I wanted a quick and easy way to turn the negatives into positives and decided that my new digital camera could create those digital copies for me - all I needed to do was try it out to see what it could do.
Proof Of Concept
I placed a negative in a sunlight window and took a photograph of it (the negative below is my dad - taken when he lived on the Rosebud Indian Reservation in 1919.) I could see that the detail was good, but there was a lot of glare and the negative obviously needed to be held flat to the image plane. I needed a fixture that would hold negatives flat and which eliminated extraneous light and reflections.
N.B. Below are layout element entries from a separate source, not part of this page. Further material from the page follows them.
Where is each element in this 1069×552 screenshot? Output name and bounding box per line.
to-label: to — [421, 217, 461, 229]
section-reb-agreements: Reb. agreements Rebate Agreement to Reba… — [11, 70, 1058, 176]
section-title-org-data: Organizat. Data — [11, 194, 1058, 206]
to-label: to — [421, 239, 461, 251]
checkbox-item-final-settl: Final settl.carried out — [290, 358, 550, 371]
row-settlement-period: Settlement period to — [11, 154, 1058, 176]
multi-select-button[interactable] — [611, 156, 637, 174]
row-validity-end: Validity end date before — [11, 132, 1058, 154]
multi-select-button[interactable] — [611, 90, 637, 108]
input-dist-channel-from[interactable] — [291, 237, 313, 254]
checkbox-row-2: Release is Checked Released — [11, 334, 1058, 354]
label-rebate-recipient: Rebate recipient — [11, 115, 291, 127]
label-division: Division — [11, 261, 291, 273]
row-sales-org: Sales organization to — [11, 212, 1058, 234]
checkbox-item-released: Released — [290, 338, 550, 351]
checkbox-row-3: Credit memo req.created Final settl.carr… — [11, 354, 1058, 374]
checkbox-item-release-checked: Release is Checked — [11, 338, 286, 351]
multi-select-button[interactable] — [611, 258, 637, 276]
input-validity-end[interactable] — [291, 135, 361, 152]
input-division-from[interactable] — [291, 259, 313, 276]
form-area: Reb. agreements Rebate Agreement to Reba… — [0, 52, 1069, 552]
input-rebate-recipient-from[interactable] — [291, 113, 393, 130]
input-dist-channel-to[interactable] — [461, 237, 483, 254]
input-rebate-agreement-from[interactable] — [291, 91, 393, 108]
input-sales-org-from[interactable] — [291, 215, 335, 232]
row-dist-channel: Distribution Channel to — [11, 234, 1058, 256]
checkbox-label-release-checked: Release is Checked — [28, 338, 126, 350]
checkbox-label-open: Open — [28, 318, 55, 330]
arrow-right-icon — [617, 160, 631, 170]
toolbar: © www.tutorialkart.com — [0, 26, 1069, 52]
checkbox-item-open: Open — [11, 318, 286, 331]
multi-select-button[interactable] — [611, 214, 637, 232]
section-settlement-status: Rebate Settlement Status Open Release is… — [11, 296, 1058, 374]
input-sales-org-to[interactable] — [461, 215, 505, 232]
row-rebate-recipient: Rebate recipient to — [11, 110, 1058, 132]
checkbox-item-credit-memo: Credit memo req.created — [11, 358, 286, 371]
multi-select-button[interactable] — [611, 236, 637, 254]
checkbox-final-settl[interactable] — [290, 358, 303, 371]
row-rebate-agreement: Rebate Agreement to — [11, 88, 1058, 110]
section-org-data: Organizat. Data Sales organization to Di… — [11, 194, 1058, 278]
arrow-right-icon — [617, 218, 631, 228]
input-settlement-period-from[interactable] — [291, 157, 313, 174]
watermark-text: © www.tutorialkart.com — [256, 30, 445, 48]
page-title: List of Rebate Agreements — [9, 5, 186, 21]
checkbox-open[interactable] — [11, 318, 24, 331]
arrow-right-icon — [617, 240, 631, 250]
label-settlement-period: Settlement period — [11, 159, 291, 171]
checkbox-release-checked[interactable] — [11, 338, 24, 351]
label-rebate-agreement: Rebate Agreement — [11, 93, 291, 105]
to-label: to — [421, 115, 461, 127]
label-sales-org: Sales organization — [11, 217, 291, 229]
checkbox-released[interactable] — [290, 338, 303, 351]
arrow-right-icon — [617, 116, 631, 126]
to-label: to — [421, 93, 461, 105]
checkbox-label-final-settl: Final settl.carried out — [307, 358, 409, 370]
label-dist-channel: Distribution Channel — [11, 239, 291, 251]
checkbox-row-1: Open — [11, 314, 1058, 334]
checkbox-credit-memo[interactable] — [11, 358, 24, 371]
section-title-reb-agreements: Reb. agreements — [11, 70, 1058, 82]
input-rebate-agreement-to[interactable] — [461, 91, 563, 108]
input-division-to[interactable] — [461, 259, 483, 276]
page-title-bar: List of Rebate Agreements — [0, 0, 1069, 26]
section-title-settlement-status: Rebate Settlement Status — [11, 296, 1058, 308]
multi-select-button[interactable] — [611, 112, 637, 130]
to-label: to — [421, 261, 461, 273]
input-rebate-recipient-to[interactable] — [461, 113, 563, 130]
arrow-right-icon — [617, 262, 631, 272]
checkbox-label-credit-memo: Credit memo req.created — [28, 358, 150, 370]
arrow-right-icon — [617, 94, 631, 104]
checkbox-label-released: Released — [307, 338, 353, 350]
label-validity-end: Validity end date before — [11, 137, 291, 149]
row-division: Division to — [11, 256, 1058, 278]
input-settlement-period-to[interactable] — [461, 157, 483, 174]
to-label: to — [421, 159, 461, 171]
The fixture needed to address the following requirements:
It must hold the negatives in a flat plane.
It must diffuse the light source so there is no hot spot.
It must hold the negatives within the focus plane of the camera.
It must be solidly mounted to my digital camera camera.
It must have a light shield to minimize glare from extraneous light.
It must to be quick and easy to load and unload.
Clear plastic - The camera side of the negative holder "sandwich".
Translucent plastic - The light source side of the negative holder "sandwich". This diffuses the light to eliminate hot spots.
Angle bracket - To hold the negative holder.
Metal bar - To mount the negative holder to the camera.
Cardboard - To make the light shield.
Screws, clips, duct tape and hinges - To hold everything together.
Except for the plastic, I had most of the materials on hand in various bins I keep for just these purposes. I bought the both sheets of plastic out of the scrap bin at Tap Plastics - so my total out-of-pocket investment came to about $2.00. (The plastic typically comes with a protective paper cover on both sides. Leave it on for as long as is humanly possible - I didn't and it's now got some very nice scratches on the surface.)
Step 1: Making the Negative Holder
Use the largest negative you have to determine where to cut out the aluminum angle bracket.
Cut the bracket to length (7").
Cut out the inner portion to leave room for the negative so the camera can see it when the plastic negative holder is ultimately mounted on the bracket.